Allocation should flex with liquidity, volatility, and headline probability. Treat bands as illustrative and volatility-targeted,with pre-set rebalance triggers and strict order discipline (use limits,avoid the open,scale entries). As approvals arrive, migrate exposure from proxies into the target wrappers where structure, fees, and spreads justify the move; if timelines slip, tighten the beta sleeve and expand the core to preserve option value.
| Bucket | Illustrative Weight | Proxy examples | Headline Beta |
|---|---|---|---|
| Core | 50-60% | BTC/ETH ETFs, CME futures | Low-Medium |
| Event | 25-35% | SOL/XRP spot, L1 basket | High |
| Tactical | 10-15% | Miners, exchanges | Medium-High |
- Sizing levers: raise/tighten bands based on realized vol, order book depth, and spread drift.
- Rotation rules: on approval,swap beta sleeve into approved ETF if liquidity/fees improve net outcomes.
- Time horizon: shorter horizons skew toward tactical; longer horizons favor core compounding.

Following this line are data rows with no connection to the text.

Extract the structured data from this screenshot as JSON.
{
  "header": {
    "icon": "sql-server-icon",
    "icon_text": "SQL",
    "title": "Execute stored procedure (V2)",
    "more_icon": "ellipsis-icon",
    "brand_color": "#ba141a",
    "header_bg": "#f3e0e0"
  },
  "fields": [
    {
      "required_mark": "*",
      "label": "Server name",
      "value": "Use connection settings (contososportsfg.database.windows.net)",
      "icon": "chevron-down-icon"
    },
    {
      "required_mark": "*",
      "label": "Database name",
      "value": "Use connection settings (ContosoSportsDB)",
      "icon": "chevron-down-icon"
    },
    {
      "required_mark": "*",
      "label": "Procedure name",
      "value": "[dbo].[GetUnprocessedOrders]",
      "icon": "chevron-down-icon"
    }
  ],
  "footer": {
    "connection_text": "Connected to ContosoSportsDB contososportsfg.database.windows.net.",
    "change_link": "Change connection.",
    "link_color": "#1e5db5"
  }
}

Risk controls anchor the thesis. Use hard stops for tactical positions, soft volatility bands for core, and pre-defined maximum drawdown at the sleeve level. Track correlation spikes across proxies to avoid hidden concentration, and maintain hedging optionality via futures to neutralize beta into binary events. Build a calendar of key agency milestones, rehearse gap-risk scenarios, and keep execution checklists to reduce slippage when the tape goes headline-driven.
- Guardrails: position cap per asset (e.g., 10-15%), total event risk cap (e.g., 35%).

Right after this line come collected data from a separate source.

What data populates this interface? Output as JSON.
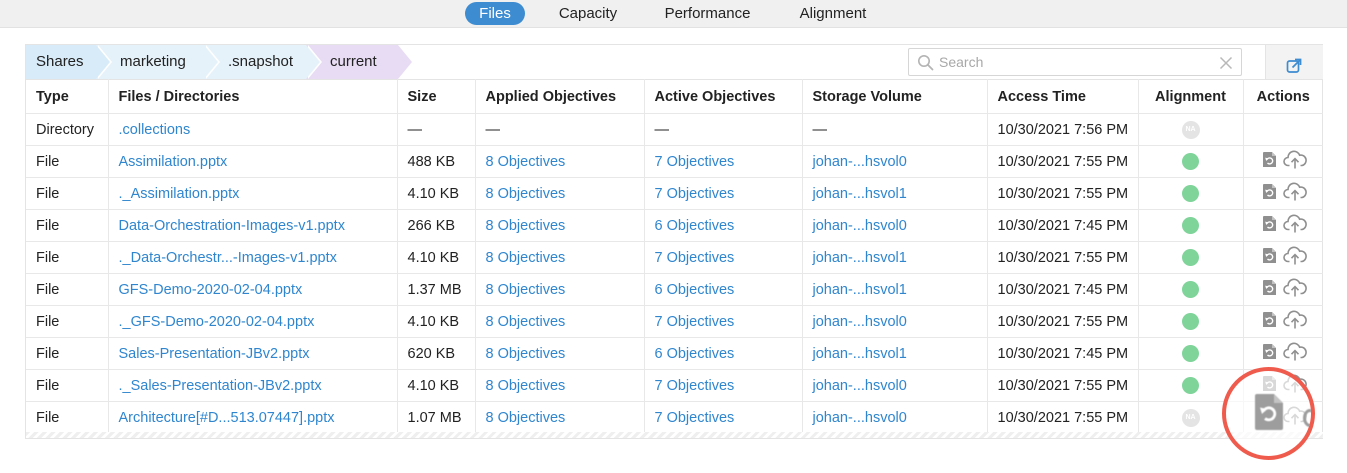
{
  "tabs": [
    {
      "label": "Files",
      "active": true
    },
    {
      "label": "Capacity",
      "active": false
    },
    {
      "label": "Performance",
      "active": false
    },
    {
      "label": "Alignment",
      "active": false
    }
  ],
  "breadcrumb": [
    {
      "label": "Shares",
      "color": "#d8ebf8"
    },
    {
      "label": "marketing",
      "color": "#e6f2fa"
    },
    {
      "label": ".snapshot",
      "color": "#e6f2fa"
    },
    {
      "label": "current",
      "color": "#e8dcf4"
    }
  ],
  "search": {
    "placeholder": "Search",
    "value": ""
  },
  "icons": {
    "search": "search-icon",
    "clear": "close-icon",
    "export": "external-link-icon",
    "restore": "restore-file-icon",
    "upload": "cloud-upload-icon"
  },
  "table": {
    "headers": [
      "Type",
      "Files / Directories",
      "Size",
      "Applied Objectives",
      "Active Objectives",
      "Storage Volume",
      "Access Time",
      "Alignment",
      "Actions"
    ],
    "rows": [
      {
        "type": "Directory",
        "name": ".collections",
        "size": "—",
        "applied": "—",
        "active": "—",
        "volume": "—",
        "time": "10/30/2021 7:56 PM",
        "alignment": "na",
        "na_label": "NA",
        "actions": false
      },
      {
        "type": "File",
        "name": "Assimilation.pptx",
        "size": "488 KB",
        "applied": "8 Objectives",
        "active": "7 Objectives",
        "volume": "johan-...hsvol0",
        "time": "10/30/2021 7:55 PM",
        "alignment": "ok",
        "actions": true
      },
      {
        "type": "File",
        "name": "._Assimilation.pptx",
        "size": "4.10 KB",
        "applied": "8 Objectives",
        "active": "7 Objectives",
        "volume": "johan-...hsvol1",
        "time": "10/30/2021 7:55 PM",
        "alignment": "ok",
        "actions": true
      },
      {
        "type": "File",
        "name": "Data-Orchestration-Images-v1.pptx",
        "size": "266 KB",
        "applied": "8 Objectives",
        "active": "6 Objectives",
        "volume": "johan-...hsvol0",
        "time": "10/30/2021 7:45 PM",
        "alignment": "ok",
        "actions": true
      },
      {
        "type": "File",
        "name": "._Data-Orchestr...-Images-v1.pptx",
        "size": "4.10 KB",
        "applied": "8 Objectives",
        "active": "7 Objectives",
        "volume": "johan-...hsvol1",
        "time": "10/30/2021 7:55 PM",
        "alignment": "ok",
        "actions": true
      },
      {
        "type": "File",
        "name": "GFS-Demo-2020-02-04.pptx",
        "size": "1.37 MB",
        "applied": "8 Objectives",
        "active": "6 Objectives",
        "volume": "johan-...hsvol1",
        "time": "10/30/2021 7:45 PM",
        "alignment": "ok",
        "actions": true
      },
      {
        "type": "File",
        "name": "._GFS-Demo-2020-02-04.pptx",
        "size": "4.10 KB",
        "applied": "8 Objectives",
        "active": "7 Objectives",
        "volume": "johan-...hsvol0",
        "time": "10/30/2021 7:55 PM",
        "alignment": "ok",
        "actions": true
      },
      {
        "type": "File",
        "name": "Sales-Presentation-JBv2.pptx",
        "size": "620 KB",
        "applied": "8 Objectives",
        "active": "6 Objectives",
        "volume": "johan-...hsvol1",
        "time": "10/30/2021 7:45 PM",
        "alignment": "ok",
        "actions": true
      },
      {
        "type": "File",
        "name": "._Sales-Presentation-JBv2.pptx",
        "size": "4.10 KB",
        "applied": "8 Objectives",
        "active": "7 Objectives",
        "volume": "johan-...hsvol0",
        "time": "10/30/2021 7:55 PM",
        "alignment": "ok",
        "actions": true
      },
      {
        "type": "File",
        "name": "Architecture[#D...513.07447].pptx",
        "size": "1.07 MB",
        "applied": "8 Objectives",
        "active": "7 Objectives",
        "volume": "johan-...hsvol0",
        "time": "10/30/2021 7:55 PM",
        "alignment": "na",
        "na_label": "NA",
        "actions": true
      }
    ]
  },
  "colors": {
    "accent": "#3d8bd0",
    "link": "#2f86cf",
    "aligned": "#7fd49a",
    "highlight_ring": "#ef5b4c",
    "icon_gray": "#8f8f8f"
  }
}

- Liquidity tests: trade size ≤ 10-20% of average 1-5 min volume; avoid illiquid hours.
- Hedging: index futures for fast de-risk; collars on equities where options are liquid.
- Stops & reviews: daily VAR checks, weekly stress tests; auto-reduce on spread widening.
Final Thoughts
As the SEC works through an unprecedented queue of more than 90 crypto ETF applications, the outcome will shape how – and which - digital assets enter the financial mainstream. XRP and Solana may be setting the pace, but the broader slate underscores a market testing the boundaries of existing rules on market integrity, custody, and investor protection.
Decision windows and comment periods in the months ahead will reveal whether Washington’s evolving stance can keep step with wall Street’s product pipeline.Clarity could invite fresh institutional capital and deepen liquidity; hesitation could prolong the status quo and keep access largely confined to exchanges.
For now, the sheer volume of filings signals a pivotal moment: a maturing industry seeking structure, and a regulator tasked with drawing durable lines. Whether 2025 becomes the year multiple crypto ETFs clear the bar will depend not only on price charts and headlines, but on how convincingly sponsors answer the same questions that have long defined the path from code to capital markets.